The man behind the Moodists, the Coral Snakes and the Lurid Yellow Mist may hail from Mount Gambier originally, but now he likes to be east of everything
One of the few compliments you can bestow on Ringwood is that it’s the gateway to the Dandenongs. Travel just 10 minutes past the home of hydroponics and you’ll encounter some of the most beautiful scenery Victoria has to offer. With rolling hills meeting lush pastures, it’s a bit like a quaint English shire, only bigger and greener and not in England at all.
The jewel in this leafy crown is Belgrave, home to Puffing Billy, Sherbrooke Forest and the generously named 1000 Steps. It’s also home to music mavericks Dave Graney and Clare Moore, who reside here when they’re not hiding in Rock n Roll.

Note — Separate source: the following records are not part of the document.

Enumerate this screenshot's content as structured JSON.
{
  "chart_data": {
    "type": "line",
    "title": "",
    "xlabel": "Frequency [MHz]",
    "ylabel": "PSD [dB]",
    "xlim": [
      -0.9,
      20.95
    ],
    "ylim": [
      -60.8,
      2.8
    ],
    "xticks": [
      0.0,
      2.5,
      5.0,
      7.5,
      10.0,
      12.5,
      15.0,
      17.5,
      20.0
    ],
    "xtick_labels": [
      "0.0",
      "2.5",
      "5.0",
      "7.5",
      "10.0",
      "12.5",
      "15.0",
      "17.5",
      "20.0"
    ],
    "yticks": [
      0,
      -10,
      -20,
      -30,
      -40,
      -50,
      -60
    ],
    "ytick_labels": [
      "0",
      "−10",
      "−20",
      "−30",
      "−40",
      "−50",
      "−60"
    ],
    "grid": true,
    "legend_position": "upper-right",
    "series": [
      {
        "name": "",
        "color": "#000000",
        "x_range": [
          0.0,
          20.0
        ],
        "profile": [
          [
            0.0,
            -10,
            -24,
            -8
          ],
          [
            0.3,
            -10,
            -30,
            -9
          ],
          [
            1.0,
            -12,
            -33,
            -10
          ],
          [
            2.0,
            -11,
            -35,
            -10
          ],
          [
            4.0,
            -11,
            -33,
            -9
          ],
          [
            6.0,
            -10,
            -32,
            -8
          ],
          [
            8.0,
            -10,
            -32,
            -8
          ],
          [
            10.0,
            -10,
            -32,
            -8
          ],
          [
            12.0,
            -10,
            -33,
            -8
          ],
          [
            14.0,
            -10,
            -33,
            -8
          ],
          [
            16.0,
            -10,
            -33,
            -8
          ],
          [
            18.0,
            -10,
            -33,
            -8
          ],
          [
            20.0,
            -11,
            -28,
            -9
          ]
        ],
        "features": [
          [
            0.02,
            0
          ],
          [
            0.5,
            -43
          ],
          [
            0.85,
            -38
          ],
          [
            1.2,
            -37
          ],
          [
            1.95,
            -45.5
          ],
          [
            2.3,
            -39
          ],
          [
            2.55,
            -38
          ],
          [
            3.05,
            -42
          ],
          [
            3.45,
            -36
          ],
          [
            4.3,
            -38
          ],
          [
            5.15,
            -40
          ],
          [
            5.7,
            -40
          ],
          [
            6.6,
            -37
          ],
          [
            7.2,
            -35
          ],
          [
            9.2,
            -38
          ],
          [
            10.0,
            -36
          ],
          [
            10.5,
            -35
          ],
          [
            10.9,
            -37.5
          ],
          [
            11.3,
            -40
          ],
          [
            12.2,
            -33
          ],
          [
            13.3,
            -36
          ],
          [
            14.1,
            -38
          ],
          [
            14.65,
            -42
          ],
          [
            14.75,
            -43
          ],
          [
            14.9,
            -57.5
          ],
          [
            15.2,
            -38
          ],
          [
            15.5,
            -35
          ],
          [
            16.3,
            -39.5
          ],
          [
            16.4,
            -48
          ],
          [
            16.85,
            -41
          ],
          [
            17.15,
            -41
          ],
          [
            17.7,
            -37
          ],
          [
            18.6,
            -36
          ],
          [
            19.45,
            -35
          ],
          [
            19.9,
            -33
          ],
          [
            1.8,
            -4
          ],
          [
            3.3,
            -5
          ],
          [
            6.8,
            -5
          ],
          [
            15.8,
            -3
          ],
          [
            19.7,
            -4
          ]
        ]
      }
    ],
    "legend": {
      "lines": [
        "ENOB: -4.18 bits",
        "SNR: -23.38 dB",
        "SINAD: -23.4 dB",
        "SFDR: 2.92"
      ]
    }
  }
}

“We moved to the Hills in 1996,” says Graney. “I kept driving around the outer edges of the city looking for a place called Gruyere, because it was where a young, doomed ’70s poet called Charles Buckmaster came from.”
Maybe it was the slow pace of the Dandys that caused Buckmaster to top himself in 1972. Or maybe it was the release of ‘Puppy Love’ by Donny Osmond. Whatever triggered the demise, his literary spirit lives on a million miles from the chaos of Melbourne and its mingling hipsters.
“I was talking to a friend at a show in town and he professed a sense of ennui and fatigue with the social world. He lives in the part of town where all that happens,” says Graney without a trace of urban nostalgia. “I realised that, living on the edge of the city, I come into these situations from outside and then leave as well. I wake up somewhere else. In my own life.”
Ah, sweet isolation. And with it the secure knowledge that there’s little to be swallowed up by development.
“Some roads have been improved and the freeways make travel easier,” reflects Graney. “Summers and the threat of fire are stressful some years more than others. But it’s quite a nice place, as opposed to the badlands in between us and the city.”